Hip Joint Infection
• Septic arthritis of the hip, if untreated, can lead to significant joint destruction and disability, or systemic illness.
• Early diagnosis and treatment are important toward optimizing outcomes.
• Clinical history, physical examination, and joint aspiration identify most cases.
• Advanced imaging techniques (magnetic resonance imaging [MRI], nuclear medicine) may assist in the assessment of early or subclinical infection.
• Multiple surgical options, including arthroscopy, arthrotomy, arthroplasty and arthrodesis, may be beneficial in treatment.
Septic arthritis is an uncommon, clinically significant condition that can rapidly produce hip joint destruction and physical impairment. If unrecognized or untreated, a septic joint can result in significant localized consequences, including chondrolysis, osteomyelitis, osteonecrosis, and leg length discrepancy1 (Fig. 38-1). Severe systemic complications, including sepsis and death, may occur and have been noted with increased frequency in association with advanced age.2 Early diagnosis and initiation of surgical intervention remain essential components of successful treatment. Although septic arthritis occurs most commonly in children or in adults with prosthetic joint replacements, it remains a significant diagnostic consideration in evaluating other adult patients presenting with hip pain.
Figure 38-1 Loss of right hip cartilage and bone after septic hip.
Epidemiology and Risk Factors
The most common pathway for entry of infection into the nonreplaced adult hip joint is a hematogenous source.3 Bacteria from the urinary tract, lungs, skin, or other distant sites have been postulated to enter the hip joint through inflamed or diseased synovial tissue. Although antegrade flow through the arterial system most likely contributes to most cases, the proximity of the hip to Batson’s plexus provides the potential for retrograde venous introduction of bacteria from pelvic floor organs.
Direct introduction of bacteria into the hip joint can also occur through a variety of diagnostic and therapeutic procedures.4 Although inoculation has historically contributed to a small percentage of cases, increasing use of arthrocentesis, arthroscopy, and open surgical approaches in the treatment of nonarthritic and prearthritic hip conditions may result in a higher future incidence of infection associated with these diagnostic and therapeutic interventions.
Regional extension of infection from the lumbar spine, genitourinary structures, and lower gastrointestinal tract can also cause hip joint infection.

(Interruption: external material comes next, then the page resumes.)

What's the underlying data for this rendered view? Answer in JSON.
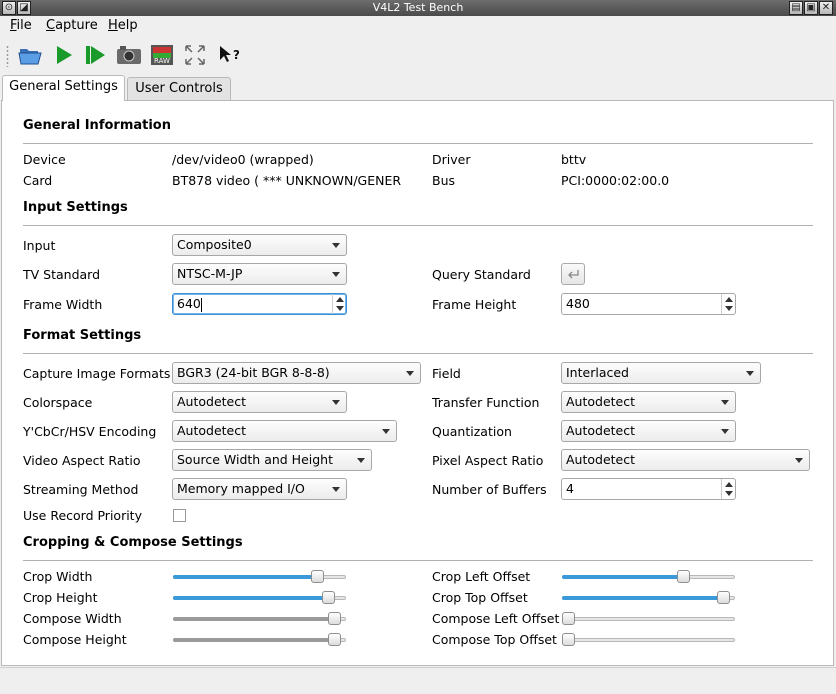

This may occur by direct communication or by extension of infection along the iliopsoas tendon.5–8
Conditions that result in increased venous or arterial perfusion, capillary permeability, or synovial tissue inflammation elevate the potential for bacteria to enter into the hip (Box 38-1). Impaired immune system surveillance, caused by host factors, disease, or pharmacologic immunosuppression, further contributes to an individual’s susceptibility for joint sepsis (Box 38-2).
The most common infecting organisms are similar to those encountered with other musculoskeletal infections. Staphylococcus aureus is the most frequently reported organism resulting in hip infection, accounting for between 30% and 60% of cases.2,9-11 Group A streptococcal bacteria are the second most commonly identified, and an increasing number of infections have been reported with a variety of gram-negative and anaerobic organisms (Box 38-3). Recent trends indicate an zincreasing incidence of community-acquired methicillin-resistant strains of S. aureus (MRSA) in Western cultures.5 Among patients with osteonecrosis or sickle cell disease, salmonella has been reported as an organism with a predisposition for the hip at a higher incidence than nonsalmonella infection, and it may be associated with a chronic carrier state within the necrotic bone in susceptible individuals.12
Synovial tissue is highly vascularized and permeable. Synovial fluid, synthesized by cells within the synovial membrane, contributes to the nutrition of articular cartilage by active diffusion through the surface cartilage layers during physiologic joint loading.
Inflammation of the joint lining from local or systemic disease processes allows bacteria to enter the synovium and to enter the joint along with synovial fluid. After entry into the joint, bacterial growth occurs, inciting a localized inflammatory response and systemic activation of the host immune system. In pyogenic infection, immune complexes are formed, inflammatory mediators are secreted, and proteolytic enzymes are released into the joint, exerting nonselective actions that result in the degradation of articular cartilage. With prolonged exposure, articular cartilage loss can expose subchondral bone interfaces, which can be further weakened by direct effects of enzymatic activity and by inhibitory effects of limited weight bearing on maintenance of bone strength. Intra-articular pressure from an expanding joint effusion can potentially affect the vascular supply to the femoral head and, in rare cases, can produce osteonecrosis. Increased intra-articular pressure, when combined with erosive effects of intrasynovial inflammatory enzymes, can cause capsular disruption and can contribute to the formation of soft tissue abscesses, sinus tract formation, and hip joint subluxation or dislocation (Fig. 38-2).
Figure 38-2 Flow diagram of the pathophysiology of septic joints.